Focus on Farm Females

A special two-day event December 1 and 2 recognized the increasing role of women business leaders within the agricultural industry and the importance of safeguarding their permanence.

“Executive Women in Agriculture (EWA)” at the Holiday Inn Chicago Mart Plaza in Downtown Chicago, was sponsored by Top Producer – a national, leading farm industry publication.

Engaging more than 100 females of all ages, EWA, was designed to share industry business strategies and insights to help attendants hone skills.
EWA sessions included information about:

  • Marketing Basics
  • Crop Insurance
  • Succession Planning
  • Human-Resource Management
  • Negotiating Techniques
  • Financial Management
  • Ag Advocacy
  • Networking

“As we transition to the next generation of women farm managers and owners, the need to educate women about farm business practices has never been greater,” stated EWA’s website.

Also according to the website, “In recent years, more women have returned to the farm in management roles and are keeping the farm.
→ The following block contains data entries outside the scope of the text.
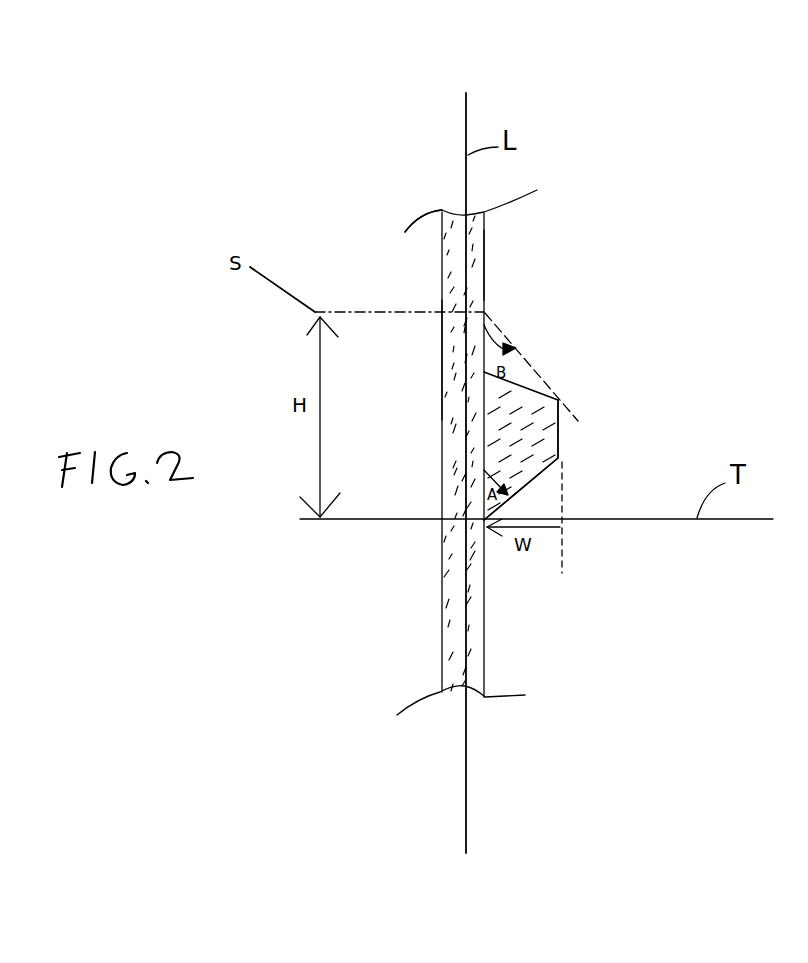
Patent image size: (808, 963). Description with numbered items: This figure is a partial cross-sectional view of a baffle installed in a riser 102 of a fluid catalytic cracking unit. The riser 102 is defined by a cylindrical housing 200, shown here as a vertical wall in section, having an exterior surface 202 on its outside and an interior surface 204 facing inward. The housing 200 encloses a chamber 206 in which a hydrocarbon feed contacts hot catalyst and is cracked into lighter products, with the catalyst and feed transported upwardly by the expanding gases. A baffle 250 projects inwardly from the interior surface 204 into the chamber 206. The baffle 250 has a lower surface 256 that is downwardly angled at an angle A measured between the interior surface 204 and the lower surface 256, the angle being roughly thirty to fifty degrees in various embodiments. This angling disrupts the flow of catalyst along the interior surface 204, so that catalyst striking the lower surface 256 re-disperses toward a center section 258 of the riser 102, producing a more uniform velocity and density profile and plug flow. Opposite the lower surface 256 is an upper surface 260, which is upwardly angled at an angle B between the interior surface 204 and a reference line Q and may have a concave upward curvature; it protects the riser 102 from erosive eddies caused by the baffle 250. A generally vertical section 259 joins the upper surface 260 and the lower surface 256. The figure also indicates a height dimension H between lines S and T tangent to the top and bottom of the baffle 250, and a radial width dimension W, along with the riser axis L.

The riser 102 is at (440, 248).
The cylindrical housing 200 is at (437, 283).
The exterior surface 202 is at (440, 363).
The interior surface 204 is at (484, 267).
The chamber 206 is at (629, 212).
The baffle 250 is at (540, 397).
The lower surface 256 is at (519, 491).
The center section 258 is at (703, 250).
The generally vertical section 259 is at (558, 440).
The upper surface 260 is at (523, 367).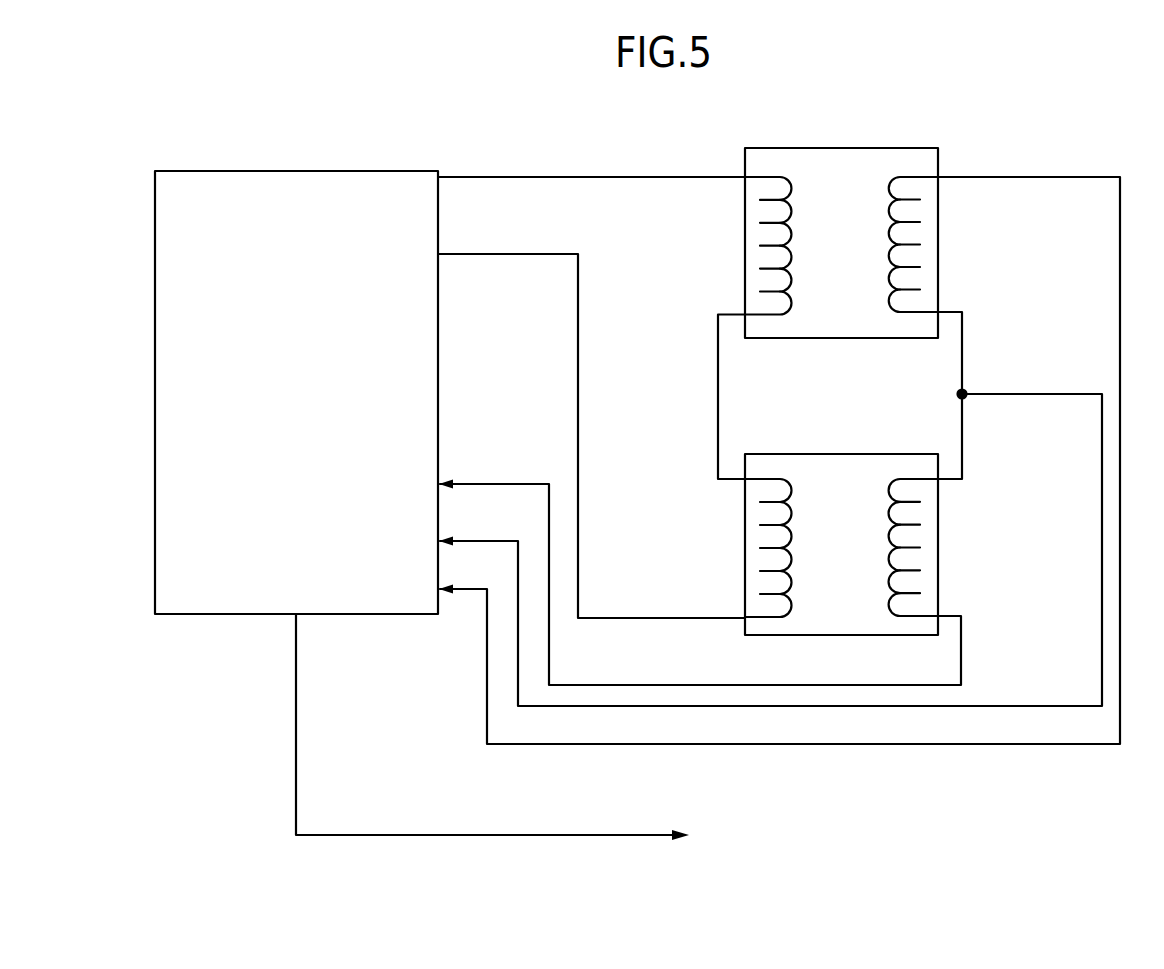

Of the 3.3 million U.S. farm operators, more than 30 percent (or more than 1 million) are women.”

Other related stats from the University of Nebraska-Lincoln:
  • Total number of women operators has increased 19 percent from 2002 (Outpacing the percent increase of farmers overall)
  • Women who were the principal operators in 2002 increased by almost 30 percent to 306,209 in 2010
  • States with the most female farm operators are:
    1. Arizona – 38.5 percent
    2. New Hampshire – 29.7 percent
    3. Massachusetts – 28.9 percent
    4. Maine – 25.1 percent
    5. Alaska – 24.5 percent

Understanding the influence of social media, the conference used the Twitter hashtag #ewa11 to generate online discussions, created a YouTube promotional video and also created a Facebook page to highlight its efforts.

One visitor to the EWA Facebook page posted, “Inspiring, empowering and top-notch women from 25 states!!!!!”

Women’s role in agriculture will only continue to increase. It’s important to continue to foster their outlets for growth to sustain and strengthen American farms. Examples of this include encouraging female teens to join their high-school FFA chapters, and making older women aware of support offerings such as federal grant funding and state agricultural extension services.